The Brisbane-based insurance risk-management specialist grew up on a farm at Somerton near Tamworth. She said her father no longer employed anybody to avoid “the nightmare” in the event of an accident.
She understood his thinking, urging beef producers attending her session to “aim to avoid the catastrophic” because a serious injury to an employee could cost their business a fortune and send their insurance premiums soaring.
A $6000 annual workers’ insurance bill could escalate to $50,000 or $100,000 with a couple of cases in the space of a few years, she said.
Many beef farms were in remote locations and getting help and treatment for workers and others who suffered injuries on them was usually difficult and potentially expensive.
She said beef producers’ potential insurance risk also included neighbours, friends and contractors who suffered injury while on their properties.
Farmers should always ask a sub-contractor or labour hire company to produce a certificate of insurance.
Beef farmers were already getting a bad deal on workers’ insurance, she said, but their costs would continue to increase due to the rise of the “gig economy”.

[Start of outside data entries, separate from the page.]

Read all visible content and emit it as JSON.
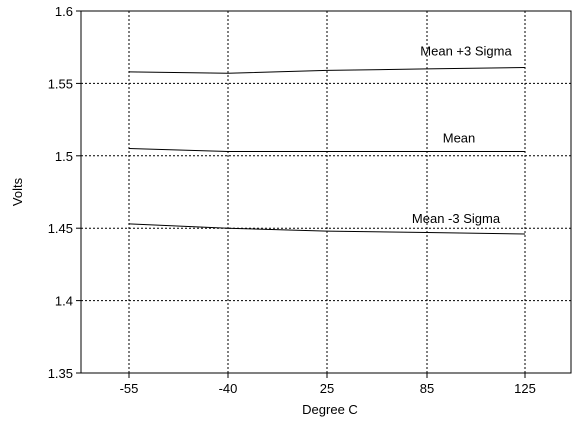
{
  "chart_data": {
    "type": "line",
    "title": "",
    "xlabel": "Degree C",
    "ylabel": "Volts",
    "categories": [
      "-55",
      "-40",
      "25",
      "85",
      "125"
    ],
    "ylim": [
      1.35,
      1.6
    ],
    "yticks": [
      "1.35",
      "1.4",
      "1.45",
      "1.5",
      "1.55",
      "1.6"
    ],
    "grid": true,
    "series": [
      {
        "name": "Mean +3 Sigma",
        "values": [
          1.558,
          1.557,
          1.559,
          1.56,
          1.561
        ]
      },
      {
        "name": "Mean",
        "values": [
          1.505,
          1.503,
          1.503,
          1.503,
          1.503
        ]
      },
      {
        "name": "Mean -3 Sigma",
        "values": [
          1.453,
          1.45,
          1.448,
          1.447,
          1.446
        ]
      }
    ]
  }
}
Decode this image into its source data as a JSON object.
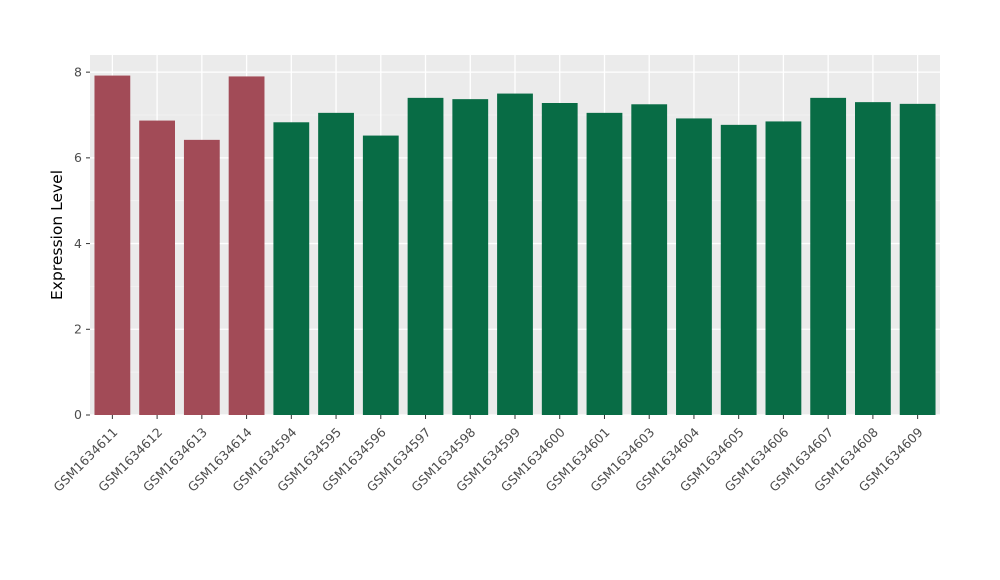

Large numbers of “giggers” – freelancers, temporary workers and contractors – didn’t have insurance and that shortfall would have to be met by those who continued to pay premiums, she said.
She urged beef producers to implement a safety program on their farms including an annual safety induction.
She said farmers should also establish a good relationship with a physiotherapist who worked in remote areas or their local sports physio to have plans in place in the event an employee suffered a severe strain or sprain.
Immediate treatment could often nip in the bud a potentially long and expensive course of treatment.
She also told farmers to be firm about insurance claims if they thought they were unreasonable.
They shouldn’t be paying, for example, the cost if a worker injured himself playing rugby at the weekend.